Una vez que la empresa dueña de los ATMs descubrió esto, envió a su personal a revisar si los demás ATMs emitían señales Bluetooth, durante los escaneos de señales bluetooth descubrieron que Cancún estaba lleno de cajeros que emitían a gritos señales “Free2Move”.
Brian encontró cajeros con Skimmers en el Hotel Barcelo y Marriott CasaMaga, Tulum, Playa del Carmen, 5ta Av. en el Aeropuerto Cancún y en Puerto Vallarta.
En el hotel Marriott CasaMaga, el gerente de prevención de pérdidas dijo que recibieron quejas de huéspedes contra el ATM, el llamó a los técnicos y los técnicos dijeron que no había nada malo.
La empresa detrás de esto se llama Intacash, el banco que respalda a esta empresa es Multiva.
Instacash también tiene ATMs y en ellos cuando los usuarios sacan efectivo en pesos, reciben su ticket de la transacción, pero cuando sacan dólares, no reciben ticket.
La ausencia de recibos y la propensión de los cajeros automáticos a "cancelar" transacciones al azar después de que los usuarios inserten sus tarjetas e ingresen sus PIN facilitaría que una operación de clonación de tarjetas sea silenciosa.

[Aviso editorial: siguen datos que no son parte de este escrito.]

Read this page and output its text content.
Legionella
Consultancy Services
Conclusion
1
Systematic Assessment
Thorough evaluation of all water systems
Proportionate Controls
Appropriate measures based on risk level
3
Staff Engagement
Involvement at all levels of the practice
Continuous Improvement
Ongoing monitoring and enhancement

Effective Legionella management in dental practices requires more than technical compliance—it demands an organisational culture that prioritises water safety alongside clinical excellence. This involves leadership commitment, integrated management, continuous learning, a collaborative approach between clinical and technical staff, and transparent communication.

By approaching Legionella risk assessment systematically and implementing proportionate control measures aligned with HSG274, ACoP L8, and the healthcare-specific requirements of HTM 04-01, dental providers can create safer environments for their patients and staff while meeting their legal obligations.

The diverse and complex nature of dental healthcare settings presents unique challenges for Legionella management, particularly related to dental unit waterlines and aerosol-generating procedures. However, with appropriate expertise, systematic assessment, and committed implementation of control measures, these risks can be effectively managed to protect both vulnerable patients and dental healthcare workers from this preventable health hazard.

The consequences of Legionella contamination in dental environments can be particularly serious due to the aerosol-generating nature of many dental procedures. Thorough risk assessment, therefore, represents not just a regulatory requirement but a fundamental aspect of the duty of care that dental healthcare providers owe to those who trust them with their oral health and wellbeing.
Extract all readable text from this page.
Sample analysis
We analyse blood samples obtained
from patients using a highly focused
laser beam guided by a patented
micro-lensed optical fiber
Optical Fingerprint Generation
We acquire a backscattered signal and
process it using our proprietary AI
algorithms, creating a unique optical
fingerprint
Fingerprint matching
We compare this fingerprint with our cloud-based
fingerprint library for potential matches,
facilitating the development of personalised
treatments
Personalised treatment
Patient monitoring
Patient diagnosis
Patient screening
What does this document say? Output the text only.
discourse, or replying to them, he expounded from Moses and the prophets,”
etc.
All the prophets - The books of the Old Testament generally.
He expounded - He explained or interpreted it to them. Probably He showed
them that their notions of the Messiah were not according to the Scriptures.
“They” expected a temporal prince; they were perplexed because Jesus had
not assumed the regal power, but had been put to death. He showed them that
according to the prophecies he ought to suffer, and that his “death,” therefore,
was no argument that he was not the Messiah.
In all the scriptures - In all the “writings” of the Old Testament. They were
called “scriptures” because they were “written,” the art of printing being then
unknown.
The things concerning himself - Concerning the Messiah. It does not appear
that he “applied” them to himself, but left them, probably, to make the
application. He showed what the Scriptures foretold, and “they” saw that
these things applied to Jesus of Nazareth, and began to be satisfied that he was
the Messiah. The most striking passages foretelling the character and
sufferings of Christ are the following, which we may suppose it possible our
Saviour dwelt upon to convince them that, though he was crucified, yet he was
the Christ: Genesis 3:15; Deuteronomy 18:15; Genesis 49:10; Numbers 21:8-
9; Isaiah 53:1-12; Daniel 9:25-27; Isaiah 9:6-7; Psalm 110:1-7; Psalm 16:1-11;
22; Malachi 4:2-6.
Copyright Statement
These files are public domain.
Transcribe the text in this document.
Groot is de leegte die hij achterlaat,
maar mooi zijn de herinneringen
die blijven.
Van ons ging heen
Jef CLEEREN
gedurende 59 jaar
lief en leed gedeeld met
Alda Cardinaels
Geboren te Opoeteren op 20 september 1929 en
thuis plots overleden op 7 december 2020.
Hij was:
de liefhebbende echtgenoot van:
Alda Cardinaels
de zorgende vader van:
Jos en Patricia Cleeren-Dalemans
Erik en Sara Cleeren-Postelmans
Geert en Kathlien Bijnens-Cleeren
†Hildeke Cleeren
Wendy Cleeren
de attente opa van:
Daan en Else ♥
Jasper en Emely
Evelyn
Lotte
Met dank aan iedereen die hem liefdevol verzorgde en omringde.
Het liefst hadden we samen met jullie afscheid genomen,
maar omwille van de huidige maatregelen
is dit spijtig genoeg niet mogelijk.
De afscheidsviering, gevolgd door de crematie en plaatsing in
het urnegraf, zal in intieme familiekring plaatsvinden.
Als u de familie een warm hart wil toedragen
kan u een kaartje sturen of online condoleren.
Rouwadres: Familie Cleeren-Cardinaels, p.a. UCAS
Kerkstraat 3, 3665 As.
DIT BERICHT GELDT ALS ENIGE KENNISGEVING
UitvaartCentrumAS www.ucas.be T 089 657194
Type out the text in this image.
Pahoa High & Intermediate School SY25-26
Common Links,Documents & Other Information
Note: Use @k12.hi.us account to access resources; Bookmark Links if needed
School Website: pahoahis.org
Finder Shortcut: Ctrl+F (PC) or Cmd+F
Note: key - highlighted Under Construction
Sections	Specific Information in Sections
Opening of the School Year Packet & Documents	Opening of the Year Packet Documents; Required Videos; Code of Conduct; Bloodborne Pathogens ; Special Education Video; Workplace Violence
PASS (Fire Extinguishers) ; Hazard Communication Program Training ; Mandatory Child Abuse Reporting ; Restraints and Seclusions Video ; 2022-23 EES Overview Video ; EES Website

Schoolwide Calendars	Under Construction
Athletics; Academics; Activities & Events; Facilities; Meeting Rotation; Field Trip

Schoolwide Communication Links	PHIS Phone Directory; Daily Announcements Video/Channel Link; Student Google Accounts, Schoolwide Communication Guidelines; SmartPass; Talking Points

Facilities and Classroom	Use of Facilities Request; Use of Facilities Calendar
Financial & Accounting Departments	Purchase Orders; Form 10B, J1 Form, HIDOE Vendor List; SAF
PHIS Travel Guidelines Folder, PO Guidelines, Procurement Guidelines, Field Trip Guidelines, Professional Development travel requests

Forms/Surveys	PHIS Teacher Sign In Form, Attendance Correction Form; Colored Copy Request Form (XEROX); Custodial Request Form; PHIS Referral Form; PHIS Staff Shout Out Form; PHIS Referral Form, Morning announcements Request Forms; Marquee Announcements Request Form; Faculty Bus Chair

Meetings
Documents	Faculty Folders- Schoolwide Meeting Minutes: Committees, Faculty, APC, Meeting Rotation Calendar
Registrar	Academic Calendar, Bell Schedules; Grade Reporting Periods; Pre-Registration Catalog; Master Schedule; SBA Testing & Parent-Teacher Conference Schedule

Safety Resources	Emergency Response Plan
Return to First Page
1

Por ejemplo, si la transacción se cancela antes de que llegue al interruptor de procesamiento del banco del cliente, no habría absolutamente ningún registro del cliente que usa el cajero automático, a pesar de que los datos de la tarjeta y el PIN se vean comprometidos.
Vender o explotar las tarjetas de débito robadas de los ATM de solo una compañía de cajeros automáticos atraería rápidamente la atención no deseada de los bancos, Visa y MasterCard a esa compañía. Los criminales tenían que encontrar la forma de evadir esta situación para no ser detectados.
Cualquier persona a cargo de una operación de fraude de este tipo, está conciente que necesita muchos cajeros automáticos infectados como sea posible: cuantos más cajeros automáticos y más compañías de cajeros automáticos participen, más difícil será rastrear la fuente de las transacciones fraudulentas.
¿Que pasa con la seguridad en los ATM?
Si un ladrón al azar entrara en un cajero automático y conectara dispositivos electrónicos capaces de interceptar los códigos PIN ingresados por los clientes, el cajero automático simplemente dejaría de funcionar correctamente después de eso. Cuando los fabricantes de cajeros automáticos o los bancos desean actualizar el software o el hardware en sus máquinas, deben ingresar una clave criptográfica especial. Esa clave, conocida como la "clave maestra", es válida para un solo ATM, y es generada directamente del fabricante o del banco.
Algunos bancos y compañías de cajeros automáticos van un paso más allá y requieren que todos los cambios sean aprobados por dos personas autorizadas. Este enfoque de doble autenticación, el uso de dos claves, cada una asignada a personal diferente que debe aprobar cambios físicos y de software en el cajero automático, está diseñado para provocar un cortocircuito en cualquier intento realizar un cambio no autorizado en el ATM, tristemente esto no se lleva acabo en muchos cajeros automáticos mexicanos.
Detrás de todo esto está la Banda Criminal de la Riviera Maya integrada por rumanos, quienes eran dueños de la empresa Intacash (Dueña de muchos cajeros), y que también instalaron chips en más de 100 ATMs en México de distintos bancos.
Después de clonar las tarjetas, el dinero era sacado desde otros países. Clonaban aprox 1,000 tarjetas al mes y sacaban $200 dólares de cada una (20 Millones de dólares al mes). Uno de los trucos era "Utilizarían las tarjetas en diferentes ciudades de todo el mundo y esperan tres meses para que los bancos luchen por localizar dónde se había clonado originalmente la tarjeta.
Estas actividades eran cubiertas por personas dentro del gobierno de Cancún quien brindaba protección a esta banda, lo que los hacía intocables.